Highlights of the collections

Another aspect of academic enquiry is a number of pairs of objects. The two most interesting are a pair of torsos found in Egypt, which appear to be copies of the Aphrodite Anadyomene (Venus rising from the sea) based on the painting by Apelles — the model for which was the mistress of the sculptor Praxiteles, and prior to that, the mistress of Alexander the Great. The painting was famous and frequently copied by statue makers, resulting in hundreds of imitation pieces in museums around the world. These two pieces are almost identical, clearly mass-produced in Egyptian workshops for tourists. It seems to me evidence of the emergence of a sort of factory system in Roman Egypt, where objects are produced not for a client or patron but for sale in a shop.

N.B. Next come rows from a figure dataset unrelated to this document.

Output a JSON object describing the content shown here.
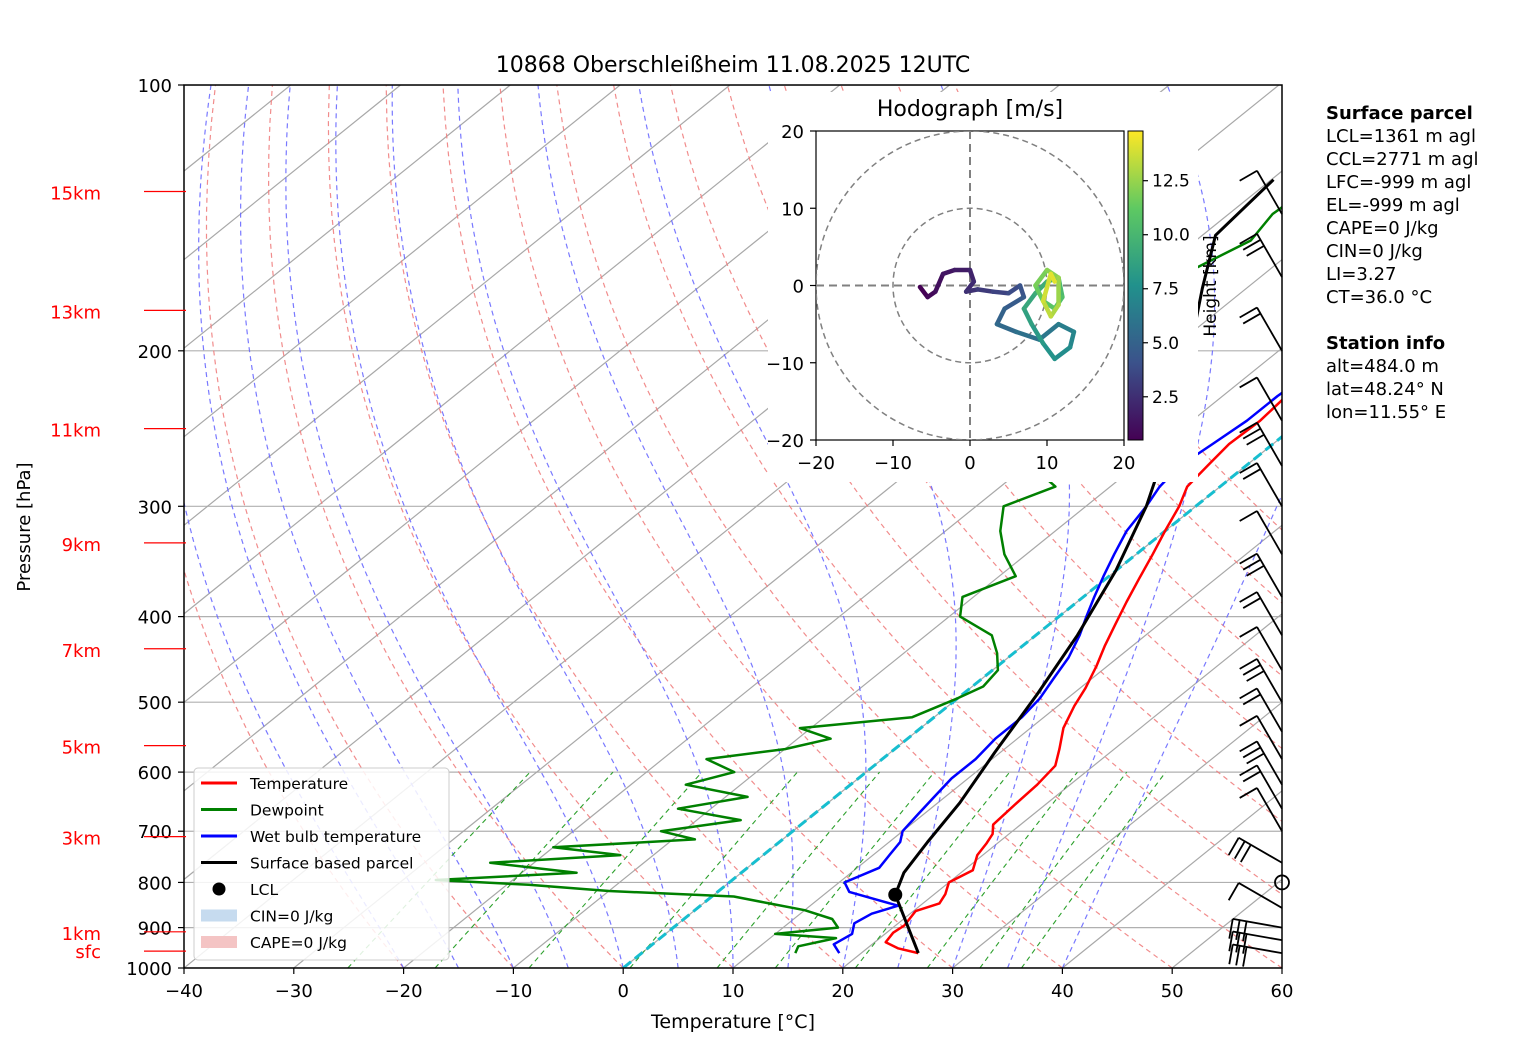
{
  "chart_data": {
    "type": "line",
    "title": "10868 Oberschleißheim 11.08.2025 12UTC",
    "xlabel": "Temperature [°C]",
    "ylabel": "Pressure [hPa]",
    "xlim": [
      -40,
      60
    ],
    "ylim_pressure": [
      1000,
      100
    ],
    "log_pressure_axis": true,
    "xticks": [
      "−40",
      "−30",
      "−20",
      "−10",
      "0",
      "10",
      "20",
      "30",
      "40",
      "50",
      "60"
    ],
    "pressure_ticks": [
      1000,
      900,
      800,
      700,
      600,
      500,
      400,
      300,
      200,
      100
    ],
    "height_labels": [
      {
        "label": "sfc",
        "pressure": 957
      },
      {
        "label": "1km",
        "pressure": 910
      },
      {
        "label": "3km",
        "pressure": 710
      },
      {
        "label": "5km",
        "pressure": 560
      },
      {
        "label": "7km",
        "pressure": 435
      },
      {
        "label": "9km",
        "pressure": 330
      },
      {
        "label": "11km",
        "pressure": 245
      },
      {
        "label": "13km",
        "pressure": 180
      },
      {
        "label": "15km",
        "pressure": 132
      }
    ],
    "grid": true,
    "legend_position": "lower-left",
    "colors": {
      "temperature": "#ff0000",
      "dewpoint": "#008000",
      "wetbulb": "#0000ff",
      "parcel": "#000000",
      "dry_adiabat": "#f08080",
      "moist_adiabat": "#6a6aff",
      "mixing_ratio": "#2ca02c",
      "zero_isotherm": "#17becf"
    },
    "series": [
      {
        "name": "Temperature",
        "points": [
          [
            25.2,
            962
          ],
          [
            22.8,
            950
          ],
          [
            21.0,
            935
          ],
          [
            20.6,
            912
          ],
          [
            20.8,
            895
          ],
          [
            20.2,
            862
          ],
          [
            21.5,
            845
          ],
          [
            21.0,
            825
          ],
          [
            20.0,
            800
          ],
          [
            20.8,
            775
          ],
          [
            19.5,
            745
          ],
          [
            19.0,
            722
          ],
          [
            18.5,
            705
          ],
          [
            17.5,
            688
          ],
          [
            17.2,
            650
          ],
          [
            17.0,
            620
          ],
          [
            16.5,
            590
          ],
          [
            15.0,
            565
          ],
          [
            13.0,
            535
          ],
          [
            11.5,
            505
          ],
          [
            10.5,
            482
          ],
          [
            9.0,
            455
          ],
          [
            7.5,
            432
          ],
          [
            6.0,
            408
          ],
          [
            4.5,
            385
          ],
          [
            3.0,
            362
          ],
          [
            1.5,
            340
          ],
          [
            0.0,
            320
          ],
          [
            -1.5,
            300
          ],
          [
            -3.0,
            285
          ],
          [
            -3.5,
            270
          ],
          [
            -4.0,
            255
          ],
          [
            -3.8,
            240
          ],
          [
            -4.2,
            225
          ],
          [
            -3.5,
            210
          ],
          [
            -3.0,
            195
          ],
          [
            -3.5,
            180
          ],
          [
            -4.2,
            165
          ],
          [
            -4.0,
            150
          ],
          [
            -3.5,
            140
          ],
          [
            -2.5,
            134
          ],
          [
            -1.5,
            128
          ]
        ]
      },
      {
        "name": "Dewpoint",
        "points": [
          [
            14.0,
            962
          ],
          [
            13.5,
            945
          ],
          [
            16.0,
            925
          ],
          [
            10.0,
            915
          ],
          [
            15.0,
            900
          ],
          [
            13.5,
            880
          ],
          [
            10.0,
            860
          ],
          [
            6.0,
            845
          ],
          [
            2.0,
            830
          ],
          [
            -10.0,
            818
          ],
          [
            -18.0,
            805
          ],
          [
            -27.0,
            795
          ],
          [
            -15.0,
            780
          ],
          [
            -24.0,
            760
          ],
          [
            -13.0,
            745
          ],
          [
            -20.0,
            730
          ],
          [
            -8.0,
            715
          ],
          [
            -12.0,
            700
          ],
          [
            -6.0,
            680
          ],
          [
            -13.0,
            660
          ],
          [
            -8.0,
            640
          ],
          [
            -15.0,
            620
          ],
          [
            -12.0,
            600
          ],
          [
            -16.0,
            580
          ],
          [
            -10.0,
            565
          ],
          [
            -7.0,
            550
          ],
          [
            -11.0,
            535
          ],
          [
            -2.0,
            520
          ],
          [
            0.0,
            495
          ],
          [
            1.0,
            480
          ],
          [
            0.5,
            460
          ],
          [
            -1.5,
            440
          ],
          [
            -4.0,
            420
          ],
          [
            -9.0,
            400
          ],
          [
            -11.0,
            380
          ],
          [
            -8.5,
            360
          ],
          [
            -12.0,
            340
          ],
          [
            -15.0,
            320
          ],
          [
            -17.5,
            300
          ],
          [
            -15.0,
            285
          ],
          [
            -19.5,
            270
          ],
          [
            -21.0,
            255
          ],
          [
            -22.5,
            240
          ],
          [
            -25.5,
            225
          ],
          [
            -27.0,
            210
          ],
          [
            -28.0,
            195
          ],
          [
            -27.0,
            180
          ],
          [
            -27.5,
            165
          ],
          [
            -25.0,
            150
          ],
          [
            -26.0,
            140
          ],
          [
            -25.5,
            128
          ]
        ]
      },
      {
        "name": "Wet bulb temperature",
        "points": [
          [
            18.0,
            962
          ],
          [
            16.5,
            940
          ],
          [
            17.0,
            915
          ],
          [
            16.0,
            890
          ],
          [
            16.5,
            868
          ],
          [
            18.0,
            850
          ],
          [
            15.0,
            835
          ],
          [
            12.0,
            820
          ],
          [
            10.5,
            800
          ],
          [
            12.0,
            770
          ],
          [
            11.5,
            745
          ],
          [
            11.0,
            720
          ],
          [
            10.0,
            700
          ],
          [
            9.5,
            670
          ],
          [
            9.0,
            640
          ],
          [
            8.5,
            610
          ],
          [
            8.5,
            580
          ],
          [
            8.0,
            550
          ],
          [
            8.0,
            520
          ],
          [
            7.5,
            495
          ],
          [
            6.5,
            470
          ],
          [
            5.5,
            445
          ],
          [
            4.0,
            420
          ],
          [
            2.5,
            400
          ],
          [
            1.0,
            380
          ],
          [
            -0.5,
            360
          ],
          [
            -2.0,
            340
          ],
          [
            -3.5,
            320
          ],
          [
            -4.5,
            300
          ],
          [
            -5.5,
            285
          ],
          [
            -6.0,
            270
          ],
          [
            -5.5,
            255
          ],
          [
            -5.0,
            240
          ],
          [
            -5.0,
            225
          ],
          [
            -4.5,
            210
          ],
          [
            -4.0,
            195
          ],
          [
            -4.5,
            180
          ],
          [
            -4.8,
            165
          ],
          [
            -4.5,
            150
          ],
          [
            -3.5,
            140
          ],
          [
            -2.0,
            128
          ]
        ]
      },
      {
        "name": "Surface based parcel",
        "points": [
          [
            25.2,
            962
          ],
          [
            16.5,
            826
          ],
          [
            14.8,
            780
          ],
          [
            13.5,
            720
          ],
          [
            12.0,
            650
          ],
          [
            9.5,
            570
          ],
          [
            6.8,
            490
          ],
          [
            3.8,
            420
          ],
          [
            0.0,
            355
          ],
          [
            -4.5,
            300
          ],
          [
            -9.0,
            260
          ],
          [
            -14.0,
            225
          ],
          [
            -19.0,
            195
          ],
          [
            -24.0,
            170
          ],
          [
            -28.8,
            148
          ],
          [
            -29.8,
            128
          ]
        ]
      }
    ],
    "lcl_point": {
      "temperature": 16.5,
      "pressure": 826
    },
    "wind_barbs_pressures": [
      962,
      930,
      900,
      855,
      800,
      760,
      700,
      660,
      620,
      580,
      540,
      500,
      460,
      420,
      380,
      340,
      300,
      270,
      240,
      200,
      165,
      140
    ],
    "hodograph": {
      "title": "Hodograph [m/s]",
      "xlim": [
        -20,
        20
      ],
      "ylim": [
        -20,
        20
      ],
      "ticks": [
        "−20",
        "−10",
        "0",
        "10",
        "20"
      ],
      "tick_values": [
        -20,
        -10,
        0,
        10,
        20
      ],
      "rings": [
        10,
        20
      ],
      "colorbar_label": "Height [km]",
      "colorbar_ticks": [
        "2.5",
        "5.0",
        "7.5",
        "10.0",
        "12.5"
      ],
      "colorbar_tick_values": [
        2.5,
        5.0,
        7.5,
        10.0,
        12.5
      ],
      "colorbar_range": [
        0.5,
        14.8
      ],
      "points": [
        [
          -6.5,
          -0.2,
          0.5
        ],
        [
          -5.5,
          -1.5,
          0.8
        ],
        [
          -4.5,
          -0.8,
          1.1
        ],
        [
          -3.5,
          1.5,
          1.4
        ],
        [
          -2.0,
          2.0,
          1.7
        ],
        [
          0.0,
          2.0,
          2.0
        ],
        [
          0.5,
          0.5,
          2.3
        ],
        [
          -0.5,
          -0.8,
          2.6
        ],
        [
          1.0,
          -0.5,
          3.0
        ],
        [
          3.0,
          -0.8,
          3.4
        ],
        [
          5.0,
          -1.0,
          3.8
        ],
        [
          6.5,
          0.0,
          4.2
        ],
        [
          7.0,
          -1.5,
          4.6
        ],
        [
          4.5,
          -3.0,
          5.0
        ],
        [
          3.5,
          -5.0,
          5.4
        ],
        [
          6.0,
          -6.0,
          5.8
        ],
        [
          9.0,
          -7.0,
          6.2
        ],
        [
          11.5,
          -5.0,
          6.6
        ],
        [
          13.5,
          -6.0,
          7.0
        ],
        [
          13.0,
          -8.0,
          7.4
        ],
        [
          11.0,
          -9.5,
          7.8
        ],
        [
          9.5,
          -7.5,
          8.2
        ],
        [
          8.0,
          -5.0,
          8.6
        ],
        [
          7.0,
          -3.0,
          9.0
        ],
        [
          8.5,
          -1.0,
          9.4
        ],
        [
          10.0,
          0.5,
          9.8
        ],
        [
          11.5,
          1.0,
          10.2
        ],
        [
          12.0,
          -1.5,
          10.6
        ],
        [
          11.0,
          -3.0,
          11.0
        ],
        [
          9.5,
          -2.0,
          11.4
        ],
        [
          8.5,
          0.0,
          11.8
        ],
        [
          10.0,
          2.0,
          12.2
        ],
        [
          11.5,
          1.0,
          12.6
        ],
        [
          11.5,
          -2.5,
          13.0
        ],
        [
          10.5,
          -4.0,
          13.4
        ],
        [
          9.5,
          -2.0,
          13.8
        ],
        [
          10.5,
          1.5,
          14.2
        ],
        [
          11.0,
          0.5,
          14.6
        ]
      ]
    },
    "legend": [
      {
        "label": "Temperature",
        "kind": "line",
        "color": "#ff0000"
      },
      {
        "label": "Dewpoint",
        "kind": "line",
        "color": "#008000"
      },
      {
        "label": "Wet bulb temperature",
        "kind": "line",
        "color": "#0000ff"
      },
      {
        "label": "Surface based parcel",
        "kind": "line",
        "color": "#000000"
      },
      {
        "label": "LCL",
        "kind": "dot",
        "color": "#000000"
      },
      {
        "label": "CIN=0 J/kg",
        "kind": "patch",
        "color": "#c6dbef"
      },
      {
        "label": "CAPE=0 J/kg",
        "kind": "patch",
        "color": "#f4c4c4"
      }
    ]
  },
  "surface_parcel": {
    "heading": "Surface parcel",
    "lines": [
      "LCL=1361 m agl",
      "CCL=2771 m agl",
      "LFC=-999 m agl",
      "EL=-999 m agl",
      "CAPE=0 J/kg",
      "CIN=0 J/kg",
      "LI=3.27",
      "CT=36.0 °C"
    ]
  },
  "station_info": {
    "heading": "Station info",
    "lines": [
      "alt=484.0 m",
      "lat=48.24° N",
      "lon=11.55° E"
    ]
  }
}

I met up with Mary Beard, Classics professor and blogger, doing duty as a guide for visitors. I asked for her three favourite pieces. She picked out a vase with the eponymous painting by the Pig Painter, now recognised as one of the painters of the 5th century Attic workshops, that possibly depicts Odysseus arriving home in Ithaca and meeting up with the swineherd Eumaeus. Another favourite was a drinking cup by the Nikosthenes painter, where the genitalia had been altered in the 18th century. Most such alterations were done to conceal the genitalia, but this one was the reverse. For some reason, the Attic vase painter had failed to paint in the usual details, so an 18th-century ‘improver’ had done it for him. However, the ink has since decayed, and now the alterations are all too blatant! For her third choice, Mary pointed out a dilapidated caryatid from Eleusis. It had stood in the middle of a dung heap until it was found by the explorer E D Clarke in 1801, who thought he had discovered the cult statue of the temple at Eleusis. The locals believed it brought them good luck and fertility but that it needed to be kept covered with dung if their fields were to prosper. Clarke finally succeeded in bringing it to Cambridge, where it was identified as, not a cult statue at all, but rather one of the sculptured architectural supports from the temple — and a rather battered one, at that.

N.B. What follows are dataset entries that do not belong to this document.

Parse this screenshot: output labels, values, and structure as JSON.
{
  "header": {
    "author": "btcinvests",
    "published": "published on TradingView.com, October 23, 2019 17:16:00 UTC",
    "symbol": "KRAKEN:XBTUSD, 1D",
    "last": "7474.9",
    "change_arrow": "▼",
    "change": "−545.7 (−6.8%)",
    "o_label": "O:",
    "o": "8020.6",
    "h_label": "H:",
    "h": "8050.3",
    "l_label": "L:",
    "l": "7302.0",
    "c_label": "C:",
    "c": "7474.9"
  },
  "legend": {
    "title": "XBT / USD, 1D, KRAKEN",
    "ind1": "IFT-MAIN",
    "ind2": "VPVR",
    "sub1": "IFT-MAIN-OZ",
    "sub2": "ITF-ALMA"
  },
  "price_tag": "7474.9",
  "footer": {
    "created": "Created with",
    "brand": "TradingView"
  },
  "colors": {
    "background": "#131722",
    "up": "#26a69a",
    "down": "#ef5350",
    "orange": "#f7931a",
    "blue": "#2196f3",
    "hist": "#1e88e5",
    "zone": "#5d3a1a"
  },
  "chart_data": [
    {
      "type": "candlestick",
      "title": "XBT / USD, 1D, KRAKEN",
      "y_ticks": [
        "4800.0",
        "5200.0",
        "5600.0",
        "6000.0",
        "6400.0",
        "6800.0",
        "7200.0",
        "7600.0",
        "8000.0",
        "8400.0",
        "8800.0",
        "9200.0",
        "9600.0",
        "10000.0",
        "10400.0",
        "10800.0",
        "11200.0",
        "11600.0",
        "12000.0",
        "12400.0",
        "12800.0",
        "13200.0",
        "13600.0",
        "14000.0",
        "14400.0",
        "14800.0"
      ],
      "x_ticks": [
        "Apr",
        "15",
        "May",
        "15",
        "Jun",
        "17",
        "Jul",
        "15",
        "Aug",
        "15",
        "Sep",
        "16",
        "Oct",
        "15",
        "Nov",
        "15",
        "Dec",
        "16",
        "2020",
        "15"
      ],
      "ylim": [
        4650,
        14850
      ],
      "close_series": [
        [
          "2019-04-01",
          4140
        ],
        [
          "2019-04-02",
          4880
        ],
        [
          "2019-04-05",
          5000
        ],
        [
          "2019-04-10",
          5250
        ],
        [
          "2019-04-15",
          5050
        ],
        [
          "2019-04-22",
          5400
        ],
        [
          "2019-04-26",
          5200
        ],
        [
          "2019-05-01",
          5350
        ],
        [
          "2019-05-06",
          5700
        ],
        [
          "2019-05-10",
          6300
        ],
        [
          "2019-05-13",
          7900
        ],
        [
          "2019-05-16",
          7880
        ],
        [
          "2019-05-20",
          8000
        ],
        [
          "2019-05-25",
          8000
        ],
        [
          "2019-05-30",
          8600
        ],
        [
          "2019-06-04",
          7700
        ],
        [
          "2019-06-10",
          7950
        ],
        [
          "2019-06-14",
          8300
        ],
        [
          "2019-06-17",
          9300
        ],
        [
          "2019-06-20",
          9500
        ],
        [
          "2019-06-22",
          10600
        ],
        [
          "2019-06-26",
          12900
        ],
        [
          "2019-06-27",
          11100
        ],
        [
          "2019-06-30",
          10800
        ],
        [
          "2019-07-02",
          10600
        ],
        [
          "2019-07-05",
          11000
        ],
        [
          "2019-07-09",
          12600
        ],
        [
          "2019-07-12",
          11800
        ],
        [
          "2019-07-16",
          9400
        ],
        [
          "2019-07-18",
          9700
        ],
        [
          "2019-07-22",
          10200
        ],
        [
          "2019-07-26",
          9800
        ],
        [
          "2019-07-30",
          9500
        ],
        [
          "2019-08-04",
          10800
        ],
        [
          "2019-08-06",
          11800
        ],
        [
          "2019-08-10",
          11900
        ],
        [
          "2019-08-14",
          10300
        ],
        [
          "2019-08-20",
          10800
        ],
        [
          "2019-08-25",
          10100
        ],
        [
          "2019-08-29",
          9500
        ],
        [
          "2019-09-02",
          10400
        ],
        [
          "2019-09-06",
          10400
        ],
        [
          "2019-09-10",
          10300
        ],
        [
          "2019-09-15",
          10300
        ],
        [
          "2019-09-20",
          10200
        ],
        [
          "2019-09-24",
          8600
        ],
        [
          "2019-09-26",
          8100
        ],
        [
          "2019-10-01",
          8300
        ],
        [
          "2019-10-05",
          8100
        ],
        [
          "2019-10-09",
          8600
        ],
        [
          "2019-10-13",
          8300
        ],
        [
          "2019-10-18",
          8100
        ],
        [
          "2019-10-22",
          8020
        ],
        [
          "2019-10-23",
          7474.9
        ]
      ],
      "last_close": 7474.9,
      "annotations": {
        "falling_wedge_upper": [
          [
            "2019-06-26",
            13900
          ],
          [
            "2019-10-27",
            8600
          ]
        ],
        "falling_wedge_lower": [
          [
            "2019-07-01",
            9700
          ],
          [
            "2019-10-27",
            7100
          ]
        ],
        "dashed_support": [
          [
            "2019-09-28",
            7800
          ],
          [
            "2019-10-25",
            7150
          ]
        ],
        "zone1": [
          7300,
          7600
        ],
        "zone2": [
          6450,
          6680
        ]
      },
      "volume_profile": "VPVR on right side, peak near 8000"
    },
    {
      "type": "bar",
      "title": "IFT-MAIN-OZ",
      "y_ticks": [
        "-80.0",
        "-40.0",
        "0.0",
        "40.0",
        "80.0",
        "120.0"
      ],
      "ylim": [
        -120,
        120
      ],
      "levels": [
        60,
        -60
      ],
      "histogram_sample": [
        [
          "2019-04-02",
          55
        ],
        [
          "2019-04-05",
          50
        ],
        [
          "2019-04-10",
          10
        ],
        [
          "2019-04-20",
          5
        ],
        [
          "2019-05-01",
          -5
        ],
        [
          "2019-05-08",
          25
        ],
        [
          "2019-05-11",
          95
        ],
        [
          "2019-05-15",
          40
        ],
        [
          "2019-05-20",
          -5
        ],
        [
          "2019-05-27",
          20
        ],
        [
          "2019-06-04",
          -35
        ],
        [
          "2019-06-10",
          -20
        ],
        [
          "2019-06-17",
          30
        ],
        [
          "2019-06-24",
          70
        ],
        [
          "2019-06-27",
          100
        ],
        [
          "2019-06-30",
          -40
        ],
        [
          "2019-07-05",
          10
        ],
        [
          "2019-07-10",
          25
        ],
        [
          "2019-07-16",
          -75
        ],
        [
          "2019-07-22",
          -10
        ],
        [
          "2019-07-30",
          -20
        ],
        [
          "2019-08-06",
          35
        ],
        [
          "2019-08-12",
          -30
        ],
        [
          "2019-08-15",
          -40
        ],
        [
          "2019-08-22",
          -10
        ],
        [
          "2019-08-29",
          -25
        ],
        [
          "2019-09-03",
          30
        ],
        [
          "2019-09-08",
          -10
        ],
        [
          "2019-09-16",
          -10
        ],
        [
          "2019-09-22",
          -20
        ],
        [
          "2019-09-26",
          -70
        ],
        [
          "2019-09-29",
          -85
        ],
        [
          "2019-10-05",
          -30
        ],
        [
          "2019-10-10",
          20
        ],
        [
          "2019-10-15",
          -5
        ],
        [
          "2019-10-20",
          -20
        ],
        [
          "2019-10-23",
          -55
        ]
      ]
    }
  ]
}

I also asked Lucilla Burn, the Keeper of Antiquities, for her favourite object and she pointed out a Roman ‘Swiss Army’ knife. I have never seen such an elaborate example. Admittedly, the blade was merely a rusted mass of iron but the rest was of silver and well preserved: it also had a spoon, a fork, a spike, a spatula and a tooth pick — though, alas, no instrument for taking the stones out of horses’ hooves. Then, to my delight, I also found a case devoted to finds from the temple of Artemis Orthia at Sparta. This was one of the most important excavations of the early 20th century, and uncovered a huge number of coarse lead figurines that had been offered to the goddess. They date to the 8th or 7th century BC, and provide evidence that at this time Sparta was a ‘normal’ Greek city with artistic talent equal to the best. It was only later in the 6th and 5th centuries BC that Sparta suddenly gave up its artistic bent and became a grim totalitarian state. I have very heretical idea about Sparta which you can find hidden away on www.civilisation.org.uk/Sparta, so I was very pleased to see some of the original pieces that support my heresy.

It is a nice collection, well displayed with good lighting, and set in a wonderful classical building. I decided that despite my prejudices, I quite liked the Fitzwilliam after all!